No one said parenthood is hard.  With all the jokes about “Say goodbye to sleep,” no one said, “You might have a child with autism.”

And even now, no one acknowledges it.  They go along with their merry lives not saying a thing as if my family is an anomaly. 
James is 8, and my husband, Donald, and I seem like we have it handled so no one asks, “So what is it really like?”  “Does it just suck sometimes?”  “Do you ever feel lonely and isolated from the world?”  “Do you worry about James’s future?”  ”What’s the secret to your light and happy disposition because if I were you I’d be a freaked out mess?”
The truth about my special needs Zen vibe can be found in the pages of “Gone with the Wind.”  I’m Scarlett O’Hara.  I won’t think about it today.  I’ll think about it tomorrow.  Only in my case, I’ll think about it when James is 18. 

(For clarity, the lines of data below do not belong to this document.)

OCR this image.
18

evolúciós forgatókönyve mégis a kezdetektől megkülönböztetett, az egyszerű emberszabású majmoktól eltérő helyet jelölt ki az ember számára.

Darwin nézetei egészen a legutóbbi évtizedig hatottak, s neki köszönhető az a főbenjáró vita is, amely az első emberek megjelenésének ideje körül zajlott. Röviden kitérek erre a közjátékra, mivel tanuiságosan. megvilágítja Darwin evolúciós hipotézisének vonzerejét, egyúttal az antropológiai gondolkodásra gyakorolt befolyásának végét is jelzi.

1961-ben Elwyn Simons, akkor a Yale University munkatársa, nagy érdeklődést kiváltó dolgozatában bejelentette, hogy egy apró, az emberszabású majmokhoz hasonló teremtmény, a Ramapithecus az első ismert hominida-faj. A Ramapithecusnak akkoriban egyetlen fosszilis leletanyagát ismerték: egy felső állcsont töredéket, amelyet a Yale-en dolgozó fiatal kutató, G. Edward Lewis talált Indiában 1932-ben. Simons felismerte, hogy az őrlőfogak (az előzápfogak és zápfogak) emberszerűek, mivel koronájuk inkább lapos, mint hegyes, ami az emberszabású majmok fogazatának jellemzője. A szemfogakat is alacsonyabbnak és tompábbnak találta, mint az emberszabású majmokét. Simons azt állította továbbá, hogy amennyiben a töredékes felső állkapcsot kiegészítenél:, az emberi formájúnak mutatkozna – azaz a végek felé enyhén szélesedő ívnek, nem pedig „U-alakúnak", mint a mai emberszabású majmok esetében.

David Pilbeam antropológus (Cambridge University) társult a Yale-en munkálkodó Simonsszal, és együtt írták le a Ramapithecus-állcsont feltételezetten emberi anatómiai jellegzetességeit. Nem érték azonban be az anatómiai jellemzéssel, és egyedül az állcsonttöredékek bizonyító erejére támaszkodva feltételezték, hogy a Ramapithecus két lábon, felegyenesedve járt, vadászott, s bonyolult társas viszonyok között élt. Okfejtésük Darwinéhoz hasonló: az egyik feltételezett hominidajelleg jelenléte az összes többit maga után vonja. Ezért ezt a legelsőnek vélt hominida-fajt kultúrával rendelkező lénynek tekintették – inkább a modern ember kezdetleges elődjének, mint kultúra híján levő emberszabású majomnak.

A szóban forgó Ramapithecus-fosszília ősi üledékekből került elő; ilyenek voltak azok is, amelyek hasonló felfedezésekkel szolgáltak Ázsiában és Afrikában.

I have 10 years to make everything o.k.  Until then, I’m not letting myself think about the future.  And I’m sure when James reaches 18, I’ll wait until he’s 21.  And when he’s 21…. 

I tell myself that if I just keep focusing on how far he’s come, then he’ll just keep coming further.
I have no way of knowing that except that I look at him and can’t imagine the alternative.  I tell myself that Temple Grandin didn’t talk until she was 5.  Michael Phelps had ADD.   James Durbin has a record contract. 

My son has been in therapy since he’s been in diapers.  At times, I see glimpses of something very deep inside him.  Can he be a future Temple or James Durbin?  Will he come out this with a story of how he overcame adversity to inspire others? 
Delusions of grandeur aside, I just want him to be loved, valued, and appreciated by someone.   I’m so scared of thinking about him being alone in the world that I just need to tell myself that it will be o.k. 

James is so attached to me and Donald.  While I love our happy threesome, I want him to feel that connection with other people and for them to feel it back and want him in their lives.
He has the brightest eyes I’ve ever seen and the thought of those eyes losing their shine and feeling alone and hopeless just crushes me.  So I cross my fingers and hope that he’ll grow out of autism to find friendship and love.

If he doesn’t get to that point, then I pray for him to be happy and to keep those eyes and to make sure that people are there to love him, care for him, and make him feel secure. 
Donald and I come from small families and James is an only.  If something happened to us tomorrow, Donald’s sister is our likely candidate to be James’s caregiver.  But she is much older than Donald so she’s no help long term unless she lives to be 110. 
Sometimes I think the worst mistake I made was not having another child for James to have in his life.  But I was scared and convinced that another child would have special needs as well.  But at least they would have had each other. 

It’s no use looking back though.  There’s only today and of course tomorrow – when I finally decide to think about it. 
No one told us what parenthood was going to be like and no one asks questions now.  I imagine they don’t ask because they’d rather not think about it – just like me.